Monday, June 15, 2009

Shifting sequences

My other foray into trying to bring functional parity between positional parameters and sequence variables is "shift". I'd like a shift operator that operates on a sequence variable similar to how shift works on positional parameters. Something like perl's shift.

example

a=(foo bar spam)
shift a

now a is (bar spam)

Not sure if I should do this though. It is the equivilent of this not-too-ugly (but not too obvious either)

a=<[ $a[position() > 1] ]>

Expanding sequences into positional parameters.

I'm debauting over a syntax to convert a sequence into positional parameters.

The problem is this. Suppose I have a sequence expression, say a variable
a=(a b c d e)

then want to pass that sequence as separate parameters to a command. Using $a does NOT expand the sequence. For example
command $a

passes 1 argument of type sequence (unless command is an external program in which case the sequence is converted to args).

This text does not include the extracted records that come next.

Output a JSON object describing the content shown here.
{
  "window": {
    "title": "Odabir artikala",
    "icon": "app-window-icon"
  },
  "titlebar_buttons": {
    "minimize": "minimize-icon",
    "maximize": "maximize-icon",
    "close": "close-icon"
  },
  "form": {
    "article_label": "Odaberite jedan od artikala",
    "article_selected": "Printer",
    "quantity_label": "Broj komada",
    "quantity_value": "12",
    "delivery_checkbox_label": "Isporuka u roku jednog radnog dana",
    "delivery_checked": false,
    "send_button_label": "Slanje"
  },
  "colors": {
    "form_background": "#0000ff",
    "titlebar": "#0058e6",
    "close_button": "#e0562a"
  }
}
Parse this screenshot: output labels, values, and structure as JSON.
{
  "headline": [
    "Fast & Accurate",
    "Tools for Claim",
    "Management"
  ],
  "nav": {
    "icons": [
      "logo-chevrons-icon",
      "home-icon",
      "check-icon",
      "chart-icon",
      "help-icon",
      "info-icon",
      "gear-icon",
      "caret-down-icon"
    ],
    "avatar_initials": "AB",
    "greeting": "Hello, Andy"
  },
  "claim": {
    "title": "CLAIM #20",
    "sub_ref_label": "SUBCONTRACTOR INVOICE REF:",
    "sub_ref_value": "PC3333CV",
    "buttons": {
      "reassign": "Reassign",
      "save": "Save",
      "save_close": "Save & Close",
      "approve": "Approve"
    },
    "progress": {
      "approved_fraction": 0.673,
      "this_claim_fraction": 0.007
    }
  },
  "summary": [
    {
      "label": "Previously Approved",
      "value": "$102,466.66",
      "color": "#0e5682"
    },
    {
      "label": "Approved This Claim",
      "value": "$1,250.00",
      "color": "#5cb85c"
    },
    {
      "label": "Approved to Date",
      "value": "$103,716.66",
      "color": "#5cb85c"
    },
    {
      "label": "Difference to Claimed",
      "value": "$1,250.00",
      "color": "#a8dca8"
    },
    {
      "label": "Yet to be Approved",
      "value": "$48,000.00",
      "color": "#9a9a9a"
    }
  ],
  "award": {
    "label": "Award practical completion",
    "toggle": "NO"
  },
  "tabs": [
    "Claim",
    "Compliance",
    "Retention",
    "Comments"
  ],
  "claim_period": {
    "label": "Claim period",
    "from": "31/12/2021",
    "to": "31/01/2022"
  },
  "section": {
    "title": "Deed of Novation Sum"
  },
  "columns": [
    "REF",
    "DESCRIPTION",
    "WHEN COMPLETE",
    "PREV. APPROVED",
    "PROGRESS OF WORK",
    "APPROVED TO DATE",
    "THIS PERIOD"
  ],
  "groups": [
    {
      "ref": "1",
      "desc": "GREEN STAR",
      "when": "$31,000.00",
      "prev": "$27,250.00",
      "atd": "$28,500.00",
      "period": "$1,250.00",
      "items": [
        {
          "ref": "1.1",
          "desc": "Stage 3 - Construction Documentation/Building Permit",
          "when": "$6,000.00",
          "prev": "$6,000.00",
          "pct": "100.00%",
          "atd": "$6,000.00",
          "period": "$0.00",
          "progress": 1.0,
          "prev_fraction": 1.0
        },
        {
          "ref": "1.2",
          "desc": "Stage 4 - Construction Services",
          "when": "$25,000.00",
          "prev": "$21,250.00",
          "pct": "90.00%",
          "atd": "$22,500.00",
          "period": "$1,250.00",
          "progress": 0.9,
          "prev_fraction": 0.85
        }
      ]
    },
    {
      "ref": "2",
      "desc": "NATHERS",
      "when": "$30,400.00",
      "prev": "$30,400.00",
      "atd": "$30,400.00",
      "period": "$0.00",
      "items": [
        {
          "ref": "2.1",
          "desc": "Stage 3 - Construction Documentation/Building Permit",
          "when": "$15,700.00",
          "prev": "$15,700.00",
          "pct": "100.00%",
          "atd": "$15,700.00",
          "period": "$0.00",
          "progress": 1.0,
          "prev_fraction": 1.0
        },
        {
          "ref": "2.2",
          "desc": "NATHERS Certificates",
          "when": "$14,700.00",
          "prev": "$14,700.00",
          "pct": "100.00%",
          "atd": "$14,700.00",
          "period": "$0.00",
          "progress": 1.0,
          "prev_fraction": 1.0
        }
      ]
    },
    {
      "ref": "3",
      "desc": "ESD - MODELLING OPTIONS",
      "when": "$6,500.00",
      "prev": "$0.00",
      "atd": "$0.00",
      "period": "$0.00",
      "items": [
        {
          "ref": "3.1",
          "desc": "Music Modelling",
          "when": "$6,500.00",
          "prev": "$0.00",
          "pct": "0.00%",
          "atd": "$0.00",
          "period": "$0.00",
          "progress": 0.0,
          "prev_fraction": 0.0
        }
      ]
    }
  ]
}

this is typically desirable. Sequence expressions should be able to be passed to commands without "flatening". Particularly useful if you want to pass multiple sequences for example as say xquery or xslt parameters
xquery -q ... -v value1 $a -v value2 $b

a and b can be sequence values. But suppose I actually want a sequence to be flattened. I haven't figured out a clean way to do it in the current syntax. Posix shells don't help with this as they don't have sequences. Bash has arrays which are similar but you cant pass an array around to a command.

Eval can do this if the sequence contains simple unquoted strings like above
eval set $a
sets $1,2,3 to a,b,c BUT

a=<[ <foo/> , 2 , <bar>spam</bar> ]>
eval set $a

is a syntax error.
I believe this works but haven't tried it in all cases
set --
for arg in $a ; do
set -- "$@" $arg
done

ugly though !


I'm considering the "all array" syntax to do this like ${a[*]}
which would instead of returning all elements of the sequence as a single sequence value, returning them as multiple positional values similar to $*

That might do the trick but I'm not sure I like it. The odd thing is that this feature is only really useful when in the context of command argument expansion.
e.g
b=${a[*]}

would do nothing different then
b=$a

This is a bit subtle but the difference is that single variables can only hold 1 level of sequence whereas positional parameters hold 2 levels. That is "$*" is a List of Values where each value can be a sequence.

also considering both a prefix and suffix modifier such as ${+a} or ${a:+}

Of course none of these syntax would be obvious at all what they do until you learn them !

Wednesday, June 10, 2009

Limited background execution

I'm preparing test cases for the upcoming Balisage 2009 conference.

I'm re-encountering an age-old scripting problem/hack/idea.
Typical scripting languages (say unix shell scripts or CMD or other scripting languages), if they support "background execution" is a very limited form.
Take the unix shells for example. You can run a program "in the background" (as a non-blocking process) with "&". On Windows (cmd.exe) you can use "start".
Xmlsh is the same as unix shells, you use "&". Thats all great when your doing simple things. & + wait == job control. Great. But a common problem is that if your doing N background processes and N is large or unknown its hard to control. I've written shell scripts that can handle "N" (say 10) background processes and block if you try to do N+1 but its very clumbsy scripting, not something I recommend. And very special use case. but in todays multi-core world, being able to run N background processes (or threads) is very useful, *extremely* useful if you can arrange for N not to become "huge".

take a simple XML example. Suppose I have a directory of files and I want to run xslt on them all.

xmlsh script:

for i in *.xml ; do
xslt -s script.xslt < $i > output_dir/$i
done

But suppose I'm running on a 4 or 8 core CPU and this is a CPU bound process. I'd like to run these in some kind of parallelism.
This will work ...

for i in *.xml ; do
xslt -s script.xslt < $i > output_dir/$i &
done
wait

But if the number of files becomes large (say > 10) then this so greatly thrashes the system that not only does it slow down, but it risks eating up the system memory such that you cant guarentee completeness.

If you were writing a enterprise type product you could use a Thread Pool or Worker Thread or Worker Process model, and then use a queuing system and send requests into the queue, and have say 10 worker threads/processes doing the work from the queue. This may actually be implementable in the ongoing experimental http server module in xmlsh but suppose I wanted something less elegent but nearly as useful.

Imagine a syntax that says "Start a background thread but ONLY if there are < N outstanding background threads".

I can imagine a very simple syntax like maybe this

for i in *.xml ; do
xslt -s script.xslt < $i > output_dir/$i &[10]
done
wait

This would mean "start up to 10 concurrent xslt threads but no more"

It may not be quite as efficient as a worker pool but the syntax and implementation could be very simple. My estimation is that the end result would be nearly as efficient.